The project will start off small as a pilot program available at six schools that have joined the initiative: the University of Washington, Carnegie-Mellon University, Massachusetts Institute of Technology, Stanford University, the University of California at Berkeley and the University of Maryland. Google and IBM said the program will expand to include additional researchers, educators and scientists in the future.
The two partners have created a variety of resources to simplify the development of massively parallel programs.
Among them are: a cluster of processors running an open source implementation of Google’s publish computing infrastructure; a Creative Commons licensed university curriculum focused on massively parallel computing techniques; open source software from IBM to help students develop programs for clusters running Hadoop; management, monitoring and dynamic resource provisioning of the cluster by IBM; and a Web site to encourage collaboration among universities in the program.
More specifically, Google will complete a data center containing more than 1,600 processors by the end of 2007. IBM is also creating a data center on its end.
Likely Pair
Solving the problems in massively parallel computing would mean that problems could be flipped around the world from one server network to another without concern about reliability or other problems that could trip it up, Reynolds said.
“We’d get the problem solved in the most cost-effective and fastest way possible,” he noted.
IBM and Google are engaged in the problem from two different sides.
“IBM sees it from the side of, ‘Computing is always getting cheaper and what is happening is that it is becoming so cheap to compute that all kinds of problems can now be solved, except we can’t program them. We can’t afford the programmers to deal with them, this stuff, anymore. And that is becoming a bottleneck.'”
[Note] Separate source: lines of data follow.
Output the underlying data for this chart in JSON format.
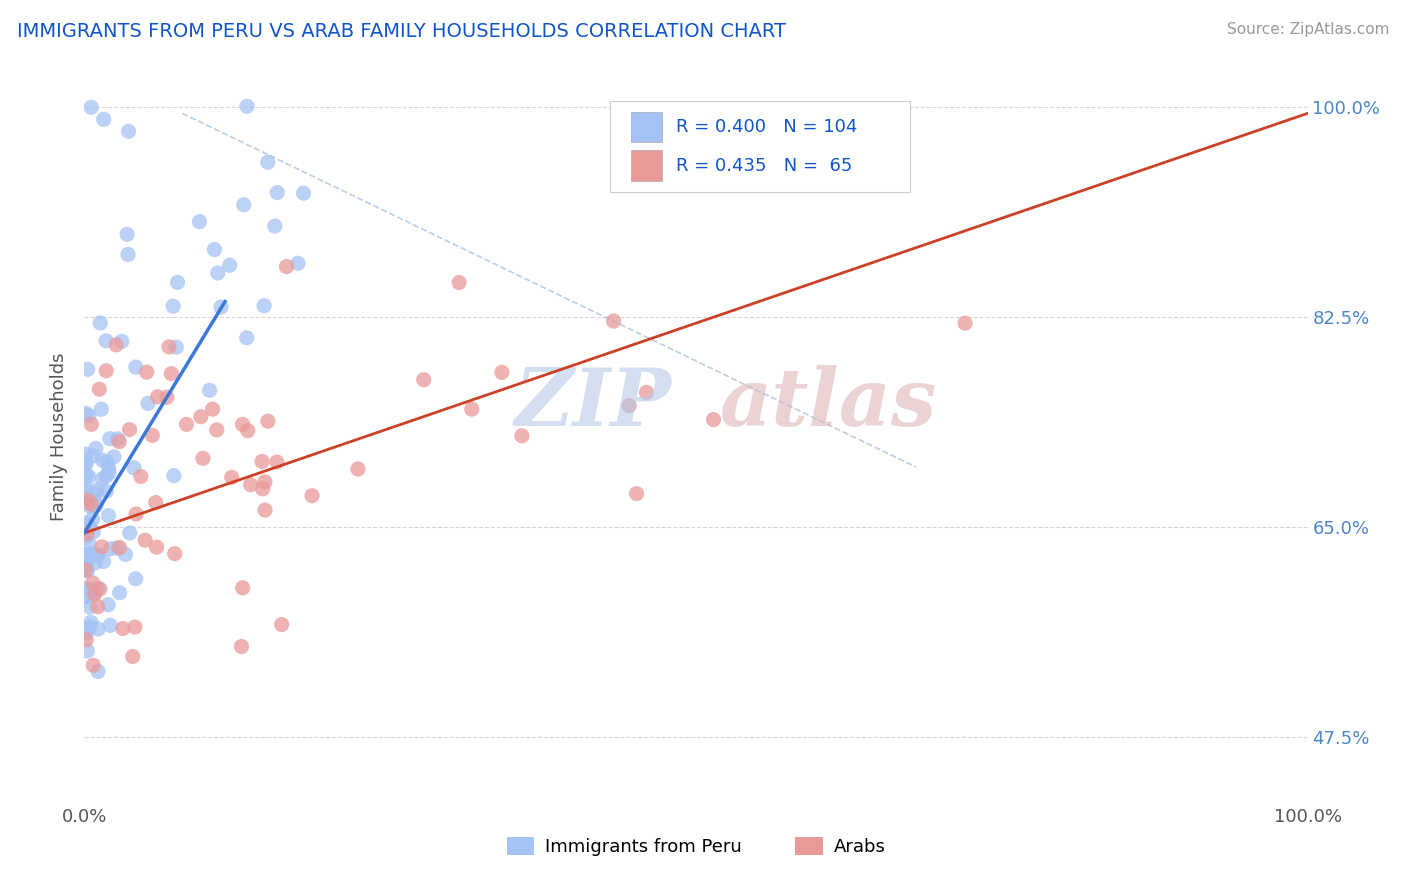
{
  "title": "IMMIGRANTS FROM PERU VS ARAB FAMILY HOUSEHOLDS CORRELATION CHART",
  "source": "Source: ZipAtlas.com",
  "ylabel": "Family Households",
  "ytick_vals": [
    0.475,
    0.65,
    0.825,
    1.0
  ],
  "ytick_labels": [
    "47.5%",
    "65.0%",
    "82.5%",
    "100.0%"
  ],
  "legend1_label": "Immigrants from Peru",
  "legend2_label": "Arabs",
  "R1": 0.4,
  "N1": 104,
  "R2": 0.435,
  "N2": 65,
  "blue_color": "#a4c2f4",
  "pink_color": "#ea9999",
  "blue_line_color": "#3c78d8",
  "pink_line_color": "#cc4125",
  "title_color": "#1155cc",
  "source_color": "#999999",
  "legend_color": "#1155cc",
  "watermark_zip_color": "#b7c9e8",
  "watermark_atlas_color": "#dbb0b0",
  "blue_trend_x": [
    0.0,
    0.115
  ],
  "blue_trend_y": [
    0.645,
    0.838
  ],
  "pink_trend_x": [
    0.0,
    1.0
  ],
  "pink_trend_y": [
    0.645,
    0.995
  ],
  "dash_line_x": [
    0.08,
    0.68
  ],
  "dash_line_y": [
    0.995,
    0.7
  ],
  "xlim": [
    0.0,
    1.0
  ],
  "ylim": [
    0.42,
    1.03
  ],
  "figsize": [
    14.06,
    8.92
  ],
  "dpi": 100,
  "seed": 42
}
The company is trying to deliver new business solutions that will make its future investments in technology pay off.
Google, on the other hand, has a very large computing system that it would like to use to do more and more computing, and it’s hoping to plant the seeds that will allow people to do general purpose computing in its environment.
“It’s a fundamental shift in computer science. What we are looking at here is an exercise to try and make parallel computing applicable to every day computer problems. In the long run, about five to 10 years, these programs will start to show results,” Reynolds concluded.